El otoño trasiega con las emociones, y con el cielo cambiante voy saltando de una lectura a otra.
Releo los cuentos de Cheever. Releo dos cuentos de Cheever: "Adiós, hermano mío" y "Una visión del mundo", el primero y el último respectivamente de la antología La geometría del amor. En la nota de introducción al cuento que cierra el volumen, Rodrigo Fresán recoge un fragmento de los Diarios de Cheever, que dice: "Escribir bien, con pasión, con menos inhibiciones, ser más cálido, más autocrítico, reconocer el poder de la lujuria tanto como su fuerza, escribir, amar. No disimular nada ni ocultar nada, escribir sobre las cosas más cercanas a nuestro dolor, a nuestra felicidad; escribir sobre mi torpeza sexual, el sufrimiento de Tántalo, la magnitud de mi desaliento -creo entreverlo en sueños-, mi desesperación. Escribir sobre los necios sufrimientos de la angustia, la renovación de nuestras feurzas cuando aquéllos pasan; escribir sobre la penosa búsqueda del yo, amenazado por un extraño en la oficina de correo, un rostro apenas entrevisto en la ventanilla de un tren; escribir sobre los continentes y las poblaciones de nuestros, sobre el amor y la muerte, el bien y el mal, el fin del mundo".
Leo también Todos nosotros, los poemas completos de Raymond Carver. Admiro las bodas perfectas que en él hacen la expresión sencilla con la sutileza y la complejidad del mundo que observa. Veo su vida, la dimensión consoladora de su escritura, el proceso de creación mientras observa y selecciona, le veo verse, apiadarse, dolerse, clamando por "intentar separar lo que está bien de lo que está mal".
Releo la novela Incendios, de Richard Ford.
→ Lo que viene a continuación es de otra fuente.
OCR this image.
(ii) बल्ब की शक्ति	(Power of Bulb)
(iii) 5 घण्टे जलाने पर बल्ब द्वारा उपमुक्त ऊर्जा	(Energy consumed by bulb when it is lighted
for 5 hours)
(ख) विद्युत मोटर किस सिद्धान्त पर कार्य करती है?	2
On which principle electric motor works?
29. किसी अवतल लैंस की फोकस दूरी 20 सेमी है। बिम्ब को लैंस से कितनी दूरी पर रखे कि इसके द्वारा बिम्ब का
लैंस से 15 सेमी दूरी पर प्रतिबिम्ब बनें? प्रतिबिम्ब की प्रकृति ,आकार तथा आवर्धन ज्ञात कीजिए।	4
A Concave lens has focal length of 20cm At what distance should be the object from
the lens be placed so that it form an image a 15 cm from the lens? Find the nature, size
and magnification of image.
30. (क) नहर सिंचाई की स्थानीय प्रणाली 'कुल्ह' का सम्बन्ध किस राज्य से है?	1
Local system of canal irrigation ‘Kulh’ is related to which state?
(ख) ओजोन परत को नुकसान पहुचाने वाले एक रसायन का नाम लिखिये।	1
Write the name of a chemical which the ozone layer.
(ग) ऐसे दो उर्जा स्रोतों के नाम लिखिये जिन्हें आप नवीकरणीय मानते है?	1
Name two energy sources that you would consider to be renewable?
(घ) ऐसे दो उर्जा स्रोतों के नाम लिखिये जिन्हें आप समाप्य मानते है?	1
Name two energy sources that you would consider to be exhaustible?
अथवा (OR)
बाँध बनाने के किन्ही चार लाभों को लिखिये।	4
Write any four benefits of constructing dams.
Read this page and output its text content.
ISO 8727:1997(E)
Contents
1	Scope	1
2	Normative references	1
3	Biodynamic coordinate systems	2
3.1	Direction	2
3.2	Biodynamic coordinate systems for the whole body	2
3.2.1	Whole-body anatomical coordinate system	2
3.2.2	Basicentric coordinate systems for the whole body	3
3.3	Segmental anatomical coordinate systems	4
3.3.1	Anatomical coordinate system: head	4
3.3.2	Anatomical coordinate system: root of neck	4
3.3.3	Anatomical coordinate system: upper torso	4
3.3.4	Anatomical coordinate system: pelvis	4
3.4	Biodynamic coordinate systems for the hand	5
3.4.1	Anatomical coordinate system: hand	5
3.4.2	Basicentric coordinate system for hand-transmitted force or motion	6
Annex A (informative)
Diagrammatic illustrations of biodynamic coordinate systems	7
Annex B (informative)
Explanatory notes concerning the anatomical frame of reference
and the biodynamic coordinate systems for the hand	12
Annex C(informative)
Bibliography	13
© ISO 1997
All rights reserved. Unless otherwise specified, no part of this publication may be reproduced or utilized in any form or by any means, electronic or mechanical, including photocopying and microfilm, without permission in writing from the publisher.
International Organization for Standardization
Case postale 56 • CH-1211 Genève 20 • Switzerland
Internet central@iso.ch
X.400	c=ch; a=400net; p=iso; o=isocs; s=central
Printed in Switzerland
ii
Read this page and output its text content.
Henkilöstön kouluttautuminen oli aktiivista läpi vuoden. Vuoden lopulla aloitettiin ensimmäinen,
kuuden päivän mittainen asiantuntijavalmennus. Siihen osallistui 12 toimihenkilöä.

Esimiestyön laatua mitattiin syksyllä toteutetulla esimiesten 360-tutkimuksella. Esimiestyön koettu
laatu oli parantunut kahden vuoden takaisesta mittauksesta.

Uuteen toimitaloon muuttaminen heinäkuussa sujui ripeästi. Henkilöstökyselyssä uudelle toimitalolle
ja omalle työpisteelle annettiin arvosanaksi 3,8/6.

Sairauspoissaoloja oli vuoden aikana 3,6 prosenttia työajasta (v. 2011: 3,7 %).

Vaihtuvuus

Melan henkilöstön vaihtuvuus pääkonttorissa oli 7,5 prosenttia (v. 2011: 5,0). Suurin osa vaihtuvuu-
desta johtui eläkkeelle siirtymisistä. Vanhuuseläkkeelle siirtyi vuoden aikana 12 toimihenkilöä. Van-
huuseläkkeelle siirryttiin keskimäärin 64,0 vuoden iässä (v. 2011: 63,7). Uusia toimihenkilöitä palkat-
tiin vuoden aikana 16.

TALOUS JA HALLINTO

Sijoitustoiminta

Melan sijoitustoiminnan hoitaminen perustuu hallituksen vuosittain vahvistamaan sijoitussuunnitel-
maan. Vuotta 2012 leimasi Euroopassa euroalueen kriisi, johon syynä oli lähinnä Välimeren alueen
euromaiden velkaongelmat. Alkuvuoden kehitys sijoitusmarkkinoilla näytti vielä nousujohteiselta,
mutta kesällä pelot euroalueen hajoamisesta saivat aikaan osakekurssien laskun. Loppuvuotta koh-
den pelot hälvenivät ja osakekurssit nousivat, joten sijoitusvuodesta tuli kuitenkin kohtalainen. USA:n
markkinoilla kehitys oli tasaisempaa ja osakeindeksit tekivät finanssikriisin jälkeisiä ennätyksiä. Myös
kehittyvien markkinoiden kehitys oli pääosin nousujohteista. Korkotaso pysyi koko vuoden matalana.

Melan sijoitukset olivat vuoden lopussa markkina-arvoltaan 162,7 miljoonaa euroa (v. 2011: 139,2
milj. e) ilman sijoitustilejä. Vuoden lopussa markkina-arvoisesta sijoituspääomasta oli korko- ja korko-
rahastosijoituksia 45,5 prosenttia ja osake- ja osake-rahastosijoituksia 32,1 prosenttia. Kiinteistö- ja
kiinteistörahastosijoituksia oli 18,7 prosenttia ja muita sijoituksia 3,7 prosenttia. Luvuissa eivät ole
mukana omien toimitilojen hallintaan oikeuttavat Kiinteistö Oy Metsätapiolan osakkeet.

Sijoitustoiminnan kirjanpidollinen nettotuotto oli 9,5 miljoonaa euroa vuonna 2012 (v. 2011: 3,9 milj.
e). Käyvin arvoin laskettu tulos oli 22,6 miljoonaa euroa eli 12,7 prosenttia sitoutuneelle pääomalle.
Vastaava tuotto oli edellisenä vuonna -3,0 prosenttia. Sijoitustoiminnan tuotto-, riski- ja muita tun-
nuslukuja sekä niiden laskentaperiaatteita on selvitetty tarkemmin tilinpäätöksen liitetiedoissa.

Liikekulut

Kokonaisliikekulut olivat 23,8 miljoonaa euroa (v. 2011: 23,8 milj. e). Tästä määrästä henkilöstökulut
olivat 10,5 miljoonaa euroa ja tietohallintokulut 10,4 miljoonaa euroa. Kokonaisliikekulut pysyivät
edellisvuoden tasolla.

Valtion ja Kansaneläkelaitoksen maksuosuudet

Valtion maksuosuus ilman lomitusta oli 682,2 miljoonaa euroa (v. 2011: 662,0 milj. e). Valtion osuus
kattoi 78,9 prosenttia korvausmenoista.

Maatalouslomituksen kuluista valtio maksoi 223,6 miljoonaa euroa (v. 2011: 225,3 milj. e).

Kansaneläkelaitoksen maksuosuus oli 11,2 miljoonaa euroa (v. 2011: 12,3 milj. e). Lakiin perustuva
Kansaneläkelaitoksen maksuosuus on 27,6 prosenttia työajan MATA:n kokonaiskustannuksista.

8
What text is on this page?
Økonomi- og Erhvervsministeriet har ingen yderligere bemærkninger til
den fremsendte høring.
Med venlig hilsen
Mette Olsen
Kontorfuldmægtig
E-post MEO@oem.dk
Una novela precisa y emocionante, que habla de la pasión, del terreno devastado que deja a su paso y de cómo se sobrevive al fuego, sin dejar de ser contenida y elegante, como lo es desde su comienzo: "En el otoño de 1960, cuando yo tenía dieciséis años y mi padre llevaba sin trabajo algún tiempo, mi madre conoció a un hombre llamado Warren Miller y se enamoró de él".
Voy de una habitación a otra, persiguiendo el silencio, arrastrando los tres libros bajo el brazo. Los dejo junto a mí y mientras decido cuál abrir, me considero afortunada. Es como una cita con viejos amigos que tienen todo el tiempo del mundo y disfrutan cediendo la palabra, escuchando al otro. Parece que nada nuevo podrían contarme, y sin embargo, por debajo de lo sabido, de pronto aparece una capa más profunda, un destello de intimidad, un detalle único, el destello de la dignidad, y es entonces cuando me parece que me prestan sus ojos y me siento cerca de saber cómo es su vida vivida desde dentro, el mayor regalo que alguien te puede hacer, sobre todo en una tarde de lluvia.